On 5 August 1858, also at Zdislawitz Castle, he married the younger half-sister of his first wife, Countess Julia Dubský of Třebomyslice (1841–1914), the daughter of Count Franz Josef Ignaz Nepomuk Vinzenz Dubský of Třebomyslice, and, his third wife, Countess Xaverine von Kolowrat-Krakowsky. Together, they were the parents of five daughters:

- Countess Xaveria Maria Juliana of Waldburg-Zeil-Wurzach (1860–1901), who married, as his second wife, Count Sigismund von Attems-Petzenstein, in 1880.
- Countess Marie Gabriele Josepha of Waldburg-Zeil-Wurzach (1861–1941), who died unmarried.

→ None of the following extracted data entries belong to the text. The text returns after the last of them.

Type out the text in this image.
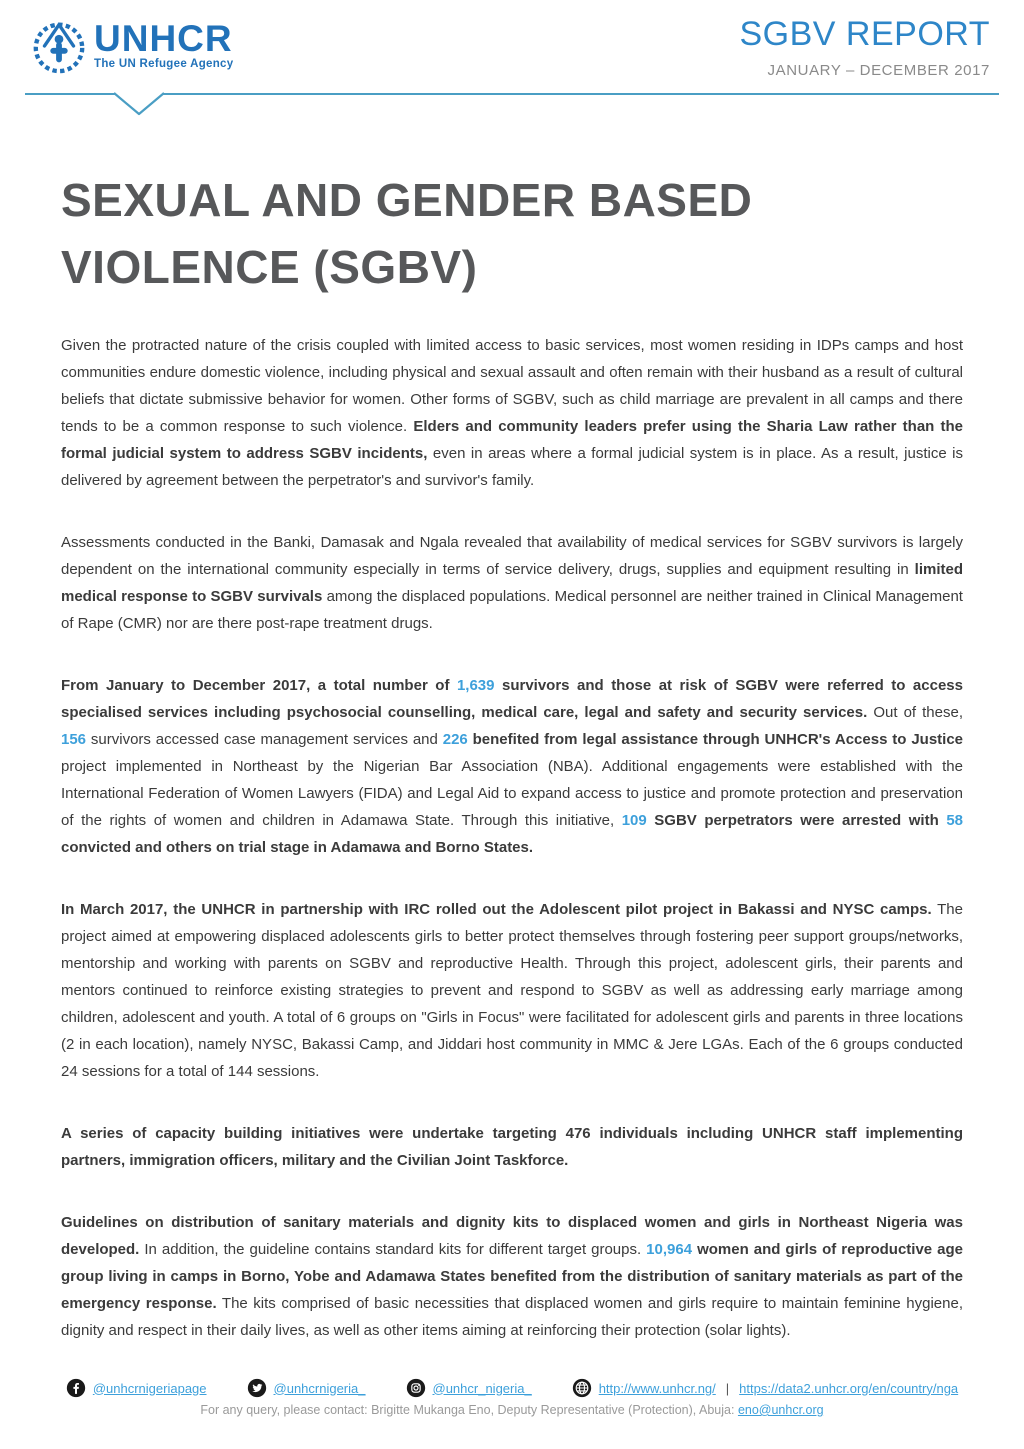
UNHCR
The UN Refugee Agency
SGBV REPORT
JANUARY – DECEMBER 2017
SEXUAL AND GENDER BASED VIOLENCE (SGBV)

Given the protracted nature of the crisis coupled with limited access to basic services, most women residing in IDPs camps and host communities endure domestic violence, including physical and sexual assault and often remain with their husband as a result of cultural beliefs that dictate submissive behavior for women. Other forms of SGBV, such as child marriage are prevalent in all camps and there tends to be a common response to such violence. Elders and community leaders prefer using the Sharia Law rather than the formal judicial system to address SGBV incidents, even in areas where a formal judicial system is in place. As a result, justice is delivered by agreement between the perpetrator's and survivor's family.

Assessments conducted in the Banki, Damasak and Ngala revealed that availability of medical services for SGBV survivors is largely dependent on the international community especially in terms of service delivery, drugs, supplies and equipment resulting in limited medical response to SGBV survivals among the displaced populations. Medical personnel are neither trained in Clinical Management of Rape (CMR) nor are there post-rape treatment drugs.

From January to December 2017, a total number of 1,639 survivors and those at risk of SGBV were referred to access specialised services including psychosocial counselling, medical care, legal and safety and security services. Out of these, 156 survivors accessed case management services and 226 benefited from legal assistance through UNHCR's Access to Justice project implemented in Northeast by the Nigerian Bar Association (NBA). Additional engagements were established with the International Federation of Women Lawyers (FIDA) and Legal Aid to expand access to justice and promote protection and preservation of the rights of women and children in Adamawa State. Through this initiative, 109 SGBV perpetrators were arrested with 58 convicted and others on trial stage in Adamawa and Borno States.

In March 2017, the UNHCR in partnership with IRC rolled out the Adolescent pilot project in Bakassi and NYSC camps. The project aimed at empowering displaced adolescents girls to better protect themselves through fostering peer support groups/networks, mentorship and working with parents on SGBV and reproductive Health. Through this project, adolescent girls, their parents and mentors continued to reinforce existing strategies to prevent and respond to SGBV as well as addressing early marriage among children, adolescent and youth. A total of 6 groups on "Girls in Focus" were facilitated for adolescent girls and parents in three locations (2 in each location), namely NYSC, Bakassi Camp, and Jiddari host community in MMC & Jere LGAs. Each of the 6 groups conducted 24 sessions for a total of 144 sessions.

A series of capacity building initiatives were undertake targeting 476 individuals including UNHCR staff implementing partners, immigration officers, military and the Civilian Joint Taskforce.

Guidelines on distribution of sanitary materials and dignity kits to displaced women and girls in Northeast Nigeria was developed. In addition, the guideline contains standard kits for different target groups. 10,964 women and girls of reproductive age group living in camps in Borno, Yobe and Adamawa States benefited from the distribution of sanitary materials as part of the emergency response. The kits comprised of basic necessities that displaced women and girls require to maintain feminine hygiene, dignity and respect in their daily lives, as well as other items aiming at reinforcing their protection (solar lights).

@unhcrnigeriapage	@unhcrnigeria_	@unhcr_nigeria_	http://www.unhcr.ng/ | https://data2.unhcr.org/en/country/nga
For any query, please contact: Brigitte Mukanga Eno, Deputy Representative (Protection), Abuja: eno@unhcr.org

- Countess Anna Maria Josepha Leopoldina of Waldburg-Zeil-Wurzach (1862–1868), who died young.
- Countess Franziska Seraphica Maria Assumpta of Waldburg-Zeil-Wurzach (1863–1924), who died unmarried.
- Countess Elisabeth Sophia Maria of Waldburg zu Zeil-Wurzach (1866–1950), who married Count Maximilian von Moy de Sons in 1889.

Prince Eberhard II died at Kisslegg on 1 August 1903. As he had no male issue, the Waldburg-Zeil-Wurzach line died out in the male line after which Prince Wilhelm of Waldburg-Zeil, also bore the title of Prince of Waldburg-Zeil-Wurzach.